Dossier Profils gagnants Spécial Femmes

Les femmes ont des places à prendre dans la gestion d’actifs

le 10/05/2012 L'AGEFI Hebdo

Dans un secteur fortement féminisé, elles ont de plus en plus accès aux postes de direction générale.

Si certains métiers de la finance peinent à faire émerger les femmes aux avant-postes, la gestion d’actifs leur offre a contrario de belles perspectives de carrières. Au fil des années, ce secteur s’est en effet fortement féminisé, d’abord dans les fonctions supports (ressources humaines, conformité), puis au sein des équipes commerciales et aux postes de gérants. « Le pourcentage de femmes gérantes en France doit être de l’ordre de 35 % à 40 %, estime ainsi Tania Petersen, principal chez CT Partners au sein de la practice finance. La gestion d’actifs est un secteur où les femmes ont leur légitimité et des places à prendre. Elles ont vraiment la part assez belle en France, ce qui n’est pas forcément le cas dans d’autres pays où leur place est plus réduite. » Les exemples sont légion : Pascale Auclair, directeur de la gestion à La Française AM, ou Theodora Zemek, responsable mondial de l’activité fixed income chez Axa IM depuis fin 2007. Une liste loin d’être exhaustive. « Les femmes ne font pas forcément beaucoup parler d’elles, remarque Tania Petersen. Mais elles ont su démontrer leur savoir-faire et afficher de bons 'track records' (historiques de performance, NDLR) pour se faire remarquer et ainsi vendre leurs compétences pour des postes de direction. »

Un rythme adapté

Un secteur qui leur offre surtout l’avantage de pouvoir concilier carrière et vie privée. « Elles peuvent plus facilement gérer leur vie de famille car les sociétés de gestion d’actifs sont plus enclines à s’adapter au rythme de vie des femmes, observe Tania Petersen.
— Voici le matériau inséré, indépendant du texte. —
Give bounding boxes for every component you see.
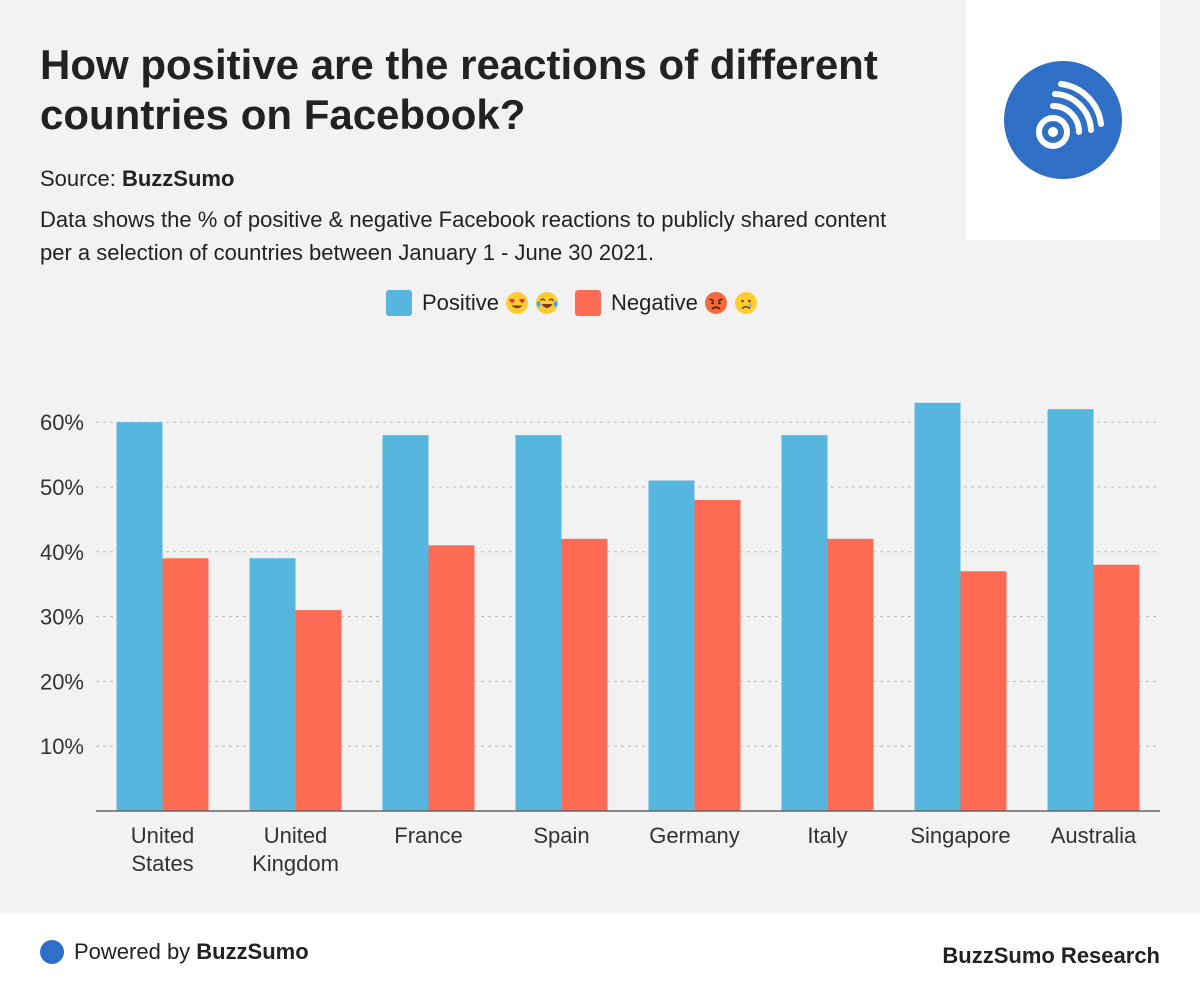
bar-positive bbox=[249, 558, 296, 811]
positive-swatch bbox=[386, 290, 412, 316]
bar-negative bbox=[694, 499, 741, 811]
bar-negative bbox=[960, 571, 1007, 811]
y-tick-label: 30% bbox=[40, 605, 84, 630]
y-tick-label: 10% bbox=[40, 734, 84, 759]
x-tick-label: Spain bbox=[533, 823, 589, 848]
negative-swatch bbox=[575, 290, 602, 316]
x-tick-label: United States bbox=[131, 823, 195, 876]
bar-chart: 10% 20% 30% 40% 50% 60% United States United King… bbox=[40, 402, 1160, 876]
footer: Powered by BuzzSumo BuzzSumo Research bbox=[0, 913, 1200, 1000]
source-line: Source: BuzzSumo bbox=[40, 166, 234, 192]
legend-negative-label: Negative bbox=[611, 290, 698, 315]
crying-face-emoji-icon bbox=[734, 292, 757, 314]
bar-negative bbox=[428, 545, 475, 811]
research-label: BuzzSumo Research bbox=[942, 943, 1160, 968]
bar-positive bbox=[914, 402, 961, 811]
bar-negative bbox=[561, 538, 608, 811]
buzzsumo-dot-icon bbox=[40, 940, 64, 964]
bar-positive bbox=[116, 422, 163, 811]
y-tick-label: 50% bbox=[40, 475, 84, 500]
powered-by: Powered by BuzzSumo bbox=[40, 939, 309, 965]
bar-negative bbox=[295, 610, 342, 811]
source-label: Source: bbox=[40, 166, 116, 191]
powered-label: Powered by bbox=[74, 939, 191, 964]
bar-positive bbox=[1047, 409, 1094, 811]
tears-of-joy-emoji-icon bbox=[536, 292, 559, 314]
logo-panel bbox=[966, 0, 1160, 240]
legend-positive-label: Positive bbox=[422, 290, 500, 315]
bar-negative bbox=[827, 538, 874, 811]
x-tick-label: Australia bbox=[1051, 823, 1137, 848]
y-tick-label: 60% bbox=[40, 410, 84, 435]
x-tick-label: Singapore bbox=[910, 823, 1010, 848]
bar-positive bbox=[515, 435, 562, 811]
bar-positive bbox=[648, 480, 695, 811]
heart-eyes-emoji-icon bbox=[506, 292, 529, 314]
x-tick-label: France bbox=[394, 823, 462, 848]
chart-title: How positive are the reactions of differ… bbox=[40, 41, 878, 138]
legend-item-negative: Negative bbox=[575, 290, 758, 316]
chart-description: Data shows the % of positive & negative … bbox=[40, 207, 887, 265]
buzzsumo-signal-icon bbox=[1004, 61, 1122, 179]
bar-positive bbox=[382, 435, 429, 811]
x-tick-label: Germany bbox=[649, 823, 739, 848]
bar-negative bbox=[162, 558, 209, 811]
bar-positive bbox=[781, 435, 828, 811]
chart-legend: Positive Negative bbox=[386, 290, 774, 316]
powered-brand: BuzzSumo bbox=[196, 939, 309, 964]
x-tick-label: United Kingdom bbox=[252, 823, 339, 876]
y-tick-label: 40% bbox=[40, 540, 84, 565]
legend-item-positive: Positive bbox=[386, 290, 559, 316]
bar-negative bbox=[1093, 564, 1140, 811]
y-tick-label: 20% bbox=[40, 669, 84, 694]
source-name: BuzzSumo bbox=[121, 166, 235, 191]
x-tick-label: Italy bbox=[807, 823, 847, 848]
angry-face-emoji-icon bbox=[704, 292, 727, 314]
Leur travail s’inscrit en effet dans une approche de long terme, elles n’ont pas besoin d’être sur le terrain 24h sur 24. »
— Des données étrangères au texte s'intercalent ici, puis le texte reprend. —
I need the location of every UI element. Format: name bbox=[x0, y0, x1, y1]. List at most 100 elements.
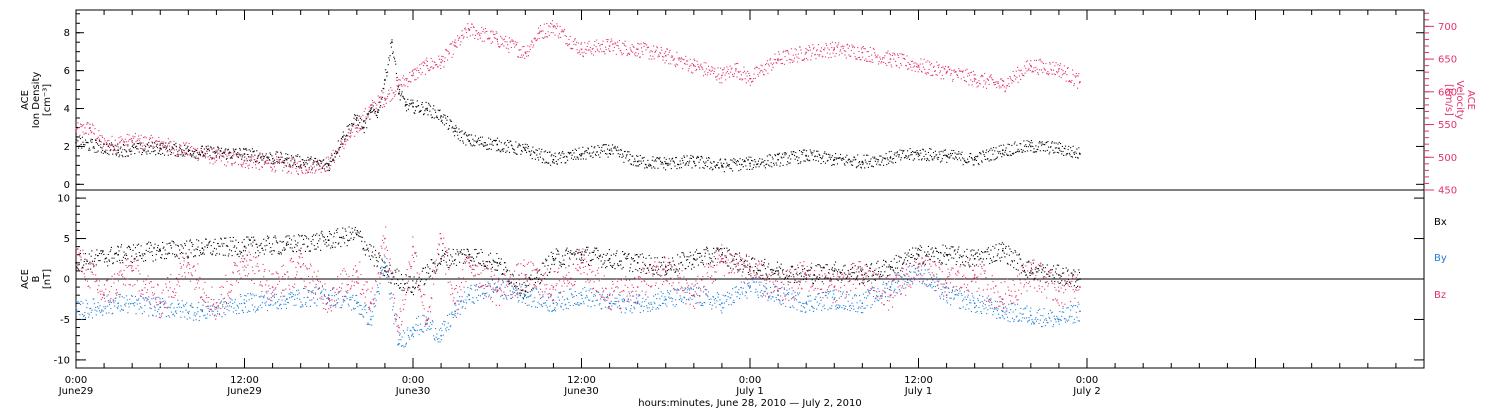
density-sample bbox=[563, 156, 566, 158]
velocity-sample bbox=[634, 55, 636, 57]
bx-sample bbox=[313, 234, 315, 236]
density-sample bbox=[921, 158, 923, 160]
bx-sample bbox=[480, 249, 482, 251]
density-sample bbox=[131, 150, 133, 152]
density-sample bbox=[1013, 152, 1015, 154]
velocity-sample bbox=[127, 140, 130, 142]
density-sample bbox=[415, 106, 417, 108]
density-sample bbox=[479, 136, 481, 138]
density-sample bbox=[943, 149, 945, 151]
bx-sample bbox=[526, 285, 528, 287]
velocity-sample bbox=[342, 143, 344, 145]
bx-sample bbox=[956, 251, 959, 253]
bx-sample bbox=[97, 255, 99, 257]
velocity-sample bbox=[376, 110, 379, 112]
velocity-sample bbox=[151, 141, 153, 143]
density-sample bbox=[86, 142, 88, 144]
velocity-sample bbox=[354, 127, 356, 129]
velocity-sample bbox=[779, 59, 781, 61]
density-sample bbox=[920, 152, 922, 154]
bx-sample bbox=[761, 264, 763, 267]
velocity-sample bbox=[1007, 78, 1009, 80]
bx-sample bbox=[582, 259, 584, 261]
bx-sample bbox=[323, 236, 325, 238]
density-sample bbox=[596, 151, 598, 153]
density-sample bbox=[942, 151, 944, 153]
density-sample bbox=[404, 105, 406, 107]
bx-sample bbox=[459, 261, 461, 263]
bx-sample bbox=[234, 250, 236, 252]
velocity-sample bbox=[807, 50, 809, 52]
bx-sample bbox=[930, 248, 932, 250]
bx-sample bbox=[417, 284, 420, 286]
density-sample bbox=[623, 150, 626, 153]
bx-sample bbox=[1000, 243, 1002, 245]
bx-sample bbox=[193, 256, 195, 258]
density-sample bbox=[754, 159, 756, 161]
velocity-sample bbox=[678, 57, 681, 59]
velocity-sample bbox=[468, 29, 470, 31]
density-sample bbox=[649, 164, 651, 166]
bx-sample bbox=[208, 242, 210, 244]
density-sample bbox=[845, 161, 847, 163]
velocity-sample bbox=[761, 65, 763, 67]
density-sample bbox=[908, 155, 910, 157]
velocity-sample bbox=[534, 37, 536, 39]
velocity-sample bbox=[996, 82, 998, 84]
bx-sample bbox=[877, 271, 880, 273]
velocity-sample bbox=[1052, 61, 1054, 63]
bx-sample bbox=[231, 255, 233, 257]
density-sample bbox=[814, 156, 816, 158]
velocity-sample bbox=[807, 59, 809, 61]
velocity-sample bbox=[861, 46, 863, 48]
bx-sample bbox=[805, 278, 808, 280]
density-sample bbox=[381, 90, 383, 92]
density-sample bbox=[473, 140, 475, 142]
density-sample bbox=[392, 51, 394, 53]
density-sample bbox=[948, 157, 950, 159]
density-sample bbox=[395, 63, 397, 65]
bx-sample bbox=[610, 264, 612, 266]
density-sample bbox=[208, 148, 210, 150]
density-sample bbox=[670, 168, 672, 170]
velocity-sample bbox=[220, 160, 222, 162]
bx-sample bbox=[174, 256, 176, 258]
density-sample bbox=[252, 151, 254, 153]
bx-sample bbox=[808, 269, 810, 271]
density-sample bbox=[904, 156, 906, 159]
bx-sample bbox=[903, 259, 905, 261]
density-sample bbox=[383, 83, 385, 85]
density-sample bbox=[653, 160, 655, 162]
bx-sample bbox=[773, 272, 775, 274]
bx-sample bbox=[677, 254, 679, 256]
velocity-sample bbox=[900, 62, 902, 65]
velocity-sample bbox=[689, 65, 691, 67]
bx-sample bbox=[242, 255, 244, 257]
velocity-sample bbox=[654, 51, 657, 53]
velocity-sample bbox=[1077, 87, 1079, 89]
velocity-sample bbox=[708, 69, 710, 71]
bx-sample bbox=[287, 241, 289, 243]
density-sample bbox=[644, 167, 646, 169]
density-sample bbox=[670, 160, 672, 162]
bx-sample bbox=[799, 281, 801, 283]
velocity-sample bbox=[950, 72, 952, 75]
density-sample bbox=[1005, 147, 1007, 149]
density-sample bbox=[989, 159, 991, 161]
bx-sample bbox=[854, 265, 856, 267]
bx-sample bbox=[469, 259, 471, 261]
velocity-sample bbox=[518, 49, 520, 51]
density-sample bbox=[953, 158, 955, 160]
bx-sample bbox=[554, 259, 556, 261]
density-sample bbox=[673, 160, 675, 162]
velocity-sample bbox=[811, 55, 813, 57]
velocity-sample bbox=[1014, 75, 1016, 77]
velocity-sample bbox=[302, 172, 304, 174]
top-left-ytick-label: 2 bbox=[64, 142, 70, 153]
density-sample bbox=[120, 151, 123, 153]
density-sample bbox=[971, 157, 973, 159]
density-sample bbox=[113, 149, 115, 151]
velocity-sample bbox=[206, 152, 209, 154]
velocity-sample bbox=[614, 42, 616, 44]
density-sample bbox=[1028, 140, 1030, 143]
Les femmes peinent malgré tout à se faire une place au niveau du top management. « Plus on monte dans la hiérarchie des sociétés de gestion et moins on trouve de femmes, où leur place est encore marginale, constate Tania Petersen. Toutefois, ce sont aujourd’hui des postes auxquels elles ont accès. » Preuve en sont les nominations, début 2012, d’Inès de Dinechin, au poste de directrice générale de Lyxor AM, ou de Sandra Craignou, promue coresponsable de l’entité française d’Aberdeen AM. De fait, les compagnies anglo-saxonnes ont été les premières à oser placer des femmes à la tête de leurs activités françaises, telles Karine Szenberg, directrice générale de JPMorgan AM France, Anne-Laure Frischlander qui dirige BNY Mellon AM France ou encore Patricia Kaveh, directeur général de Henderson Global Investors France. Autant d’exemples qui démontrent que « la gestion d’actifs est un secteur porteur pour les femmes », conclut Tania Petersen.